Last, but not least, is that we’re relying on Azure Storage for doing what it does best – store data reliably through data replication. This means that very little coordination work needs to happen between service nodes, simplifying the service considerably. Essentially, just metadata writes need to be coordinated.
Compute data caching
While Azure Data Explorer is careful to isolate Compute and Storage, it makes full use of the local volatile SSD storage as a cache – in fact, the engine has a sophisticated multi-hierarchy data cache system to make sure that the most relevant data is cached as “closely” as possible to the CPU. This system critically depends on the data shard storage artifacts being immutable, and consists of the following tiers:
- Azure Blob Storage – persistent, durable, and reliable storage
- Azure Compute SSD (or Managed Disks) – volatile storage
- Azure Compute RAM – volatile storage
An interesting aspect of the cache system is that is works completely with compressed data. This means that the data is held compressed even when in RAM, and only decompressed when needed for an actual query. This makes optimal use of the limited/costly cache resources.
Distributed data query
The distributed data query technology behind Azure Data Explorer is strongly impacted by the scenario the service is built to excel in – ad-hoc analytics over massive amounts of unstructured data. For example:
- The service treats all temporary data produced by the query as volatile, held in the cluster’s aggregated RAM. Temporary results are not written to disk. This includes data that is in-transit between nodes in the cluster.

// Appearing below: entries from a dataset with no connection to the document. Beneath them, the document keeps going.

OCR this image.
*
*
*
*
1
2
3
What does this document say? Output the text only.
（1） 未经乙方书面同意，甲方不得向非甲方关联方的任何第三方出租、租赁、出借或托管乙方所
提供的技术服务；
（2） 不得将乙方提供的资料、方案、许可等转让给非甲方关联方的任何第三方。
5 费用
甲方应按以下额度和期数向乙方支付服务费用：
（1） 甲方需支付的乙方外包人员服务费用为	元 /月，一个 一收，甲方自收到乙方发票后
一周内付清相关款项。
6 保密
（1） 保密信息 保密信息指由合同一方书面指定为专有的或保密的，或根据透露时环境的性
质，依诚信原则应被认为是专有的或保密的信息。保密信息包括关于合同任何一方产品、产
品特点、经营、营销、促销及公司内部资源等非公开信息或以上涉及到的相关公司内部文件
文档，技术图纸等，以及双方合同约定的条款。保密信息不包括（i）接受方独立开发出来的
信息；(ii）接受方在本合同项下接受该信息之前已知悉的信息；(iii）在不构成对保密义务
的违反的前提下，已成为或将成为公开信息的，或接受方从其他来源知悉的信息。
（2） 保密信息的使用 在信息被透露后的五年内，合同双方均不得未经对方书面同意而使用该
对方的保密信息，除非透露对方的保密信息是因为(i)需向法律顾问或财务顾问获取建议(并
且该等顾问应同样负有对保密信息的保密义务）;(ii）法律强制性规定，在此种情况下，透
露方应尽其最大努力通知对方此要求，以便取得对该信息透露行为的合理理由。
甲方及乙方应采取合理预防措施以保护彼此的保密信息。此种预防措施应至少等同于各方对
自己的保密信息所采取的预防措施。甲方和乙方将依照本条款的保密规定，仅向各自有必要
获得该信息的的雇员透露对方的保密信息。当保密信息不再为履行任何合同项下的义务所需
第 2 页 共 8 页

- The service has a rather short default for query timeouts (about four minutes). The user can ask to increase this timeout per query, but the assumption here is that queries should complete fast.
- The service queries provide snapshot isolation by having all relevant data shards “stamped” on the query plan. Since data shards are immutable, all it takes is for the query plan to reference the combination of data shards. Additionally, since queries are subject to timeout (four minutes by default, can be increased up to one hour), it’s sufficient to guarantee that data shards “linger” for one hour following a delete, during which they are no longer available for new queries.
- Perhaps most notable of all: The service implements a new query language, optimized for both ease of use and expressiveness. Our users tell us it is (finally!) a pleasure to author and read queries expressed in this syntax. The language’s computation model is similar to SQL in that it is built primarily for a relational data model, but the syntax itself is modeled after data flow languages, such as Unix pipeline of commands.
In fact, we regard the query language as a major step forward, and the toolset built around it as one of the most important aspects of the service that propelled its adoption. You can find more information about the query language. You can also take an online PluralSight course.
One interesting feature of the engine’s distributed query layer is that it natively supports cross-cluster queries, with optimizer support to re-arrange the query plan so that as much of the query is “remoted” to the other cluster as needed to reduce the amount of data exchanged between the two (or more) clusters.
In this post, we’ve touched on the very basics of the technology behind Azure Data Explorer. We will continue to share out more about the service in the coming weeks.